この度、仮面夫婦の妊婦妻になりまして。【完】
「現状、アリサが王太子妃としての公務をほぼ出来ていないから、仕事の分担という意味で彼女を勧めたに過ぎないわ。流石に立て続けに子供が出来ていたら、公務と両立するのは大変でしょう?」

「乳母と侍女がいるではありませんか」

「それがローデリヒ殿下共々、乳母と侍女に任せきりではなく、なるべく手元で育てているのですって」


 王侯貴族の子供は両親の手で育てられることはほぼ無い。基本的に乳母や侍女達、長ずれば家庭教師にも囲まれて過ごす。貴族の男ならば男の血縁者に付いて若くで王城へ出仕したり、騎士団に入ったり。女ならば女の血縁者に付いて社交界デビューへの前準備をしたり。
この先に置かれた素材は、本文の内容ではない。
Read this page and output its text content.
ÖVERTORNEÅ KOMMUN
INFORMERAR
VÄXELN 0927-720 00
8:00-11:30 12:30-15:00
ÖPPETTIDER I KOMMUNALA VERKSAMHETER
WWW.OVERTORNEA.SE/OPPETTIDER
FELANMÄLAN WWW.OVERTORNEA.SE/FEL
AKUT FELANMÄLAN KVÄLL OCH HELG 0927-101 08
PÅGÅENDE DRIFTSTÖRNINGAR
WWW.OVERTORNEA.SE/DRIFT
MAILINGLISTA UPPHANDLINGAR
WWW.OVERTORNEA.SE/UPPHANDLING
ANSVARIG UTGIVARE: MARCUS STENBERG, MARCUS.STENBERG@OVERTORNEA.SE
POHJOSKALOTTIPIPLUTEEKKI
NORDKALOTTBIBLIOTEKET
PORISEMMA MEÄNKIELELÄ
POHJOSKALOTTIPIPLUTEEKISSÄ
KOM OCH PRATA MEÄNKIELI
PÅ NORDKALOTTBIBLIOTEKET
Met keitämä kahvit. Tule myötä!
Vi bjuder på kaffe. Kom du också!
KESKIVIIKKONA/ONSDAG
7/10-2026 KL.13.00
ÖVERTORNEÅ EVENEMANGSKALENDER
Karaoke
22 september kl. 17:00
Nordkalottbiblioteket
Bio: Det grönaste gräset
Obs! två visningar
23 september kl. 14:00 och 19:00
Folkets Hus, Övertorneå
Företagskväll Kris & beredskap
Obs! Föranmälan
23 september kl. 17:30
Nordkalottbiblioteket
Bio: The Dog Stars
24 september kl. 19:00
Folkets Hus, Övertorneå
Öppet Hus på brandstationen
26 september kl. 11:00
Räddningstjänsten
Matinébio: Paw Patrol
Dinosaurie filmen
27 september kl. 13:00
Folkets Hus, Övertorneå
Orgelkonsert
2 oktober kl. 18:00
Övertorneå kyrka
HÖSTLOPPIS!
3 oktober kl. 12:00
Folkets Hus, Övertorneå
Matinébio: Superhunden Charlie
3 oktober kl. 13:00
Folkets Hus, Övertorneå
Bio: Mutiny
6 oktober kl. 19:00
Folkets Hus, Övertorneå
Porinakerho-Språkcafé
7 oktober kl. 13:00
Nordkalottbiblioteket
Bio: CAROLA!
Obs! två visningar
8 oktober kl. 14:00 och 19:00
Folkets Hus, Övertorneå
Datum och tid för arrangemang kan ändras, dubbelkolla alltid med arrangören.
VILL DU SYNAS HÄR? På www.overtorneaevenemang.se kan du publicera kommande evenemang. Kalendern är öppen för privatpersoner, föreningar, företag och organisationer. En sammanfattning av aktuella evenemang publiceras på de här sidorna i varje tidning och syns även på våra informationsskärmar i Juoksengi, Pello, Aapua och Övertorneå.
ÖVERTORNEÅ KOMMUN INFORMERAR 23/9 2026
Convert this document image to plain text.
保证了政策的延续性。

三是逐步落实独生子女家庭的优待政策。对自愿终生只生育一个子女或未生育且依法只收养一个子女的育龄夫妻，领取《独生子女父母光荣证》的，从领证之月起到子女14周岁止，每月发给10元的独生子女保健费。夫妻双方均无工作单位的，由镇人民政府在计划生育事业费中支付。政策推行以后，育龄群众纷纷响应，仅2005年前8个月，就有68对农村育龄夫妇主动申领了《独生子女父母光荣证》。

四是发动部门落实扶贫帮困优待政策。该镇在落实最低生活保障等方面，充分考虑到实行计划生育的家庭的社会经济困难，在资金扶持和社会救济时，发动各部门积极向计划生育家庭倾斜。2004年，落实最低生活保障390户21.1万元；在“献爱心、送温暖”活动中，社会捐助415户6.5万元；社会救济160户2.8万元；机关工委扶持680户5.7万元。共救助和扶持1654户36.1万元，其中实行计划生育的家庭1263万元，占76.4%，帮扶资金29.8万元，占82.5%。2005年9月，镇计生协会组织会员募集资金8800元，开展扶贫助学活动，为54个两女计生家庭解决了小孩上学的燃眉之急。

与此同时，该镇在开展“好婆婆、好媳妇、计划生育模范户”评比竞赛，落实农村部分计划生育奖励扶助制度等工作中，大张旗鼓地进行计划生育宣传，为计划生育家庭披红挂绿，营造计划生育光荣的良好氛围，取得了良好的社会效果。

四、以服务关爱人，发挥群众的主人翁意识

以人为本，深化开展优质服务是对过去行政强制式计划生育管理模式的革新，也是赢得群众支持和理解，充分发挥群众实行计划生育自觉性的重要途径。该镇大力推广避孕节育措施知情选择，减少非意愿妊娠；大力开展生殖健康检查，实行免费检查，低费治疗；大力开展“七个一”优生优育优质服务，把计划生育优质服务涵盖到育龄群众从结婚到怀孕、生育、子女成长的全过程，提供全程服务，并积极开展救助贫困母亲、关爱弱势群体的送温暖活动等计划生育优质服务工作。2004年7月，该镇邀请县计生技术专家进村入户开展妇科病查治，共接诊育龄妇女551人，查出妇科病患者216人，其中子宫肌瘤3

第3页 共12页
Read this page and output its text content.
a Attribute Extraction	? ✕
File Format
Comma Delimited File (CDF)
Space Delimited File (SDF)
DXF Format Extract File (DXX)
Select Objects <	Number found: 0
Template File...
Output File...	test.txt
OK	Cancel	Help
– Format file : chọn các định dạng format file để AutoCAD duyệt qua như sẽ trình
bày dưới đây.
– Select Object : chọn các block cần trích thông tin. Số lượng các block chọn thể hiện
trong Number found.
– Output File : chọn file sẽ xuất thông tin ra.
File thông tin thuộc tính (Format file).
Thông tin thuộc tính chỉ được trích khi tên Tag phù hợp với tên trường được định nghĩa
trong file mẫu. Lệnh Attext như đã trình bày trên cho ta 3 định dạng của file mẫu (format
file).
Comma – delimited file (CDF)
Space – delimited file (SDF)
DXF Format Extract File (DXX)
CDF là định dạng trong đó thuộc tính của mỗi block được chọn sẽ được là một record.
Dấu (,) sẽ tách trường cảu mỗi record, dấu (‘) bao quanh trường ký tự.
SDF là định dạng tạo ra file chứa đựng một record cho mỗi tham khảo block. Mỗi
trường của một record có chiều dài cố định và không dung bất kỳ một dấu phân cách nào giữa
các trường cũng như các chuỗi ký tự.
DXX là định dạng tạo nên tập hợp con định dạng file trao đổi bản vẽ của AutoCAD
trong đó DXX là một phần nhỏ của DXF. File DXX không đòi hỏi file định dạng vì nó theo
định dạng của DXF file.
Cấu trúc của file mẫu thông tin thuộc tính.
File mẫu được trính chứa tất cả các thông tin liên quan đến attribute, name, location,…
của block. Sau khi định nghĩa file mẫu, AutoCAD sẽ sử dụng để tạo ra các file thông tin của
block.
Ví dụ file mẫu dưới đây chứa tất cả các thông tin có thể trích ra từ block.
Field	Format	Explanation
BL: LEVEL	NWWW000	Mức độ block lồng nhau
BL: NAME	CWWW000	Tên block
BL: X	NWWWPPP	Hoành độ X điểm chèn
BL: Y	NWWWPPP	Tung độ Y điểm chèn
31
 学校などというものはあるものの、基本的に幼い頃より家庭教師で学問を修める貴族達にとっては、学校に通っている時間は無駄でしかなかった。

 貴族しか王城で仕事を持てない訳ではなく、勿論、学校に通って優秀であるが故に王城に仕事を持つ者もいる。
 しかし、育ってきた環境は王侯貴族と平民とでは大きく違っているのは確かだった。


「その時間を公務に費やせばいいものを……、だからアリサ妃殿下は反感を買うのです。跡継ぎを産んだ点についてはとても良い仕事をしているとは思いますが、もっとローデリヒ殿下の子供を産んでもらわねば……」


 吐き捨てたゲルストナーに、ハイデマリーは呆れたように深々と息をついた。


「貴方の元奥様が逃げ出したくなるのも分かるわ」

「あっ……、あれは……!陛下に仕事を押し付けられまくって家に全然帰れなくてええぇぇ」


 ハンカチを出して号泣し始める中年男。ハイデマリーはうんざりした顔を隠そうともしない。

 だって、普通に気持ち悪かったから。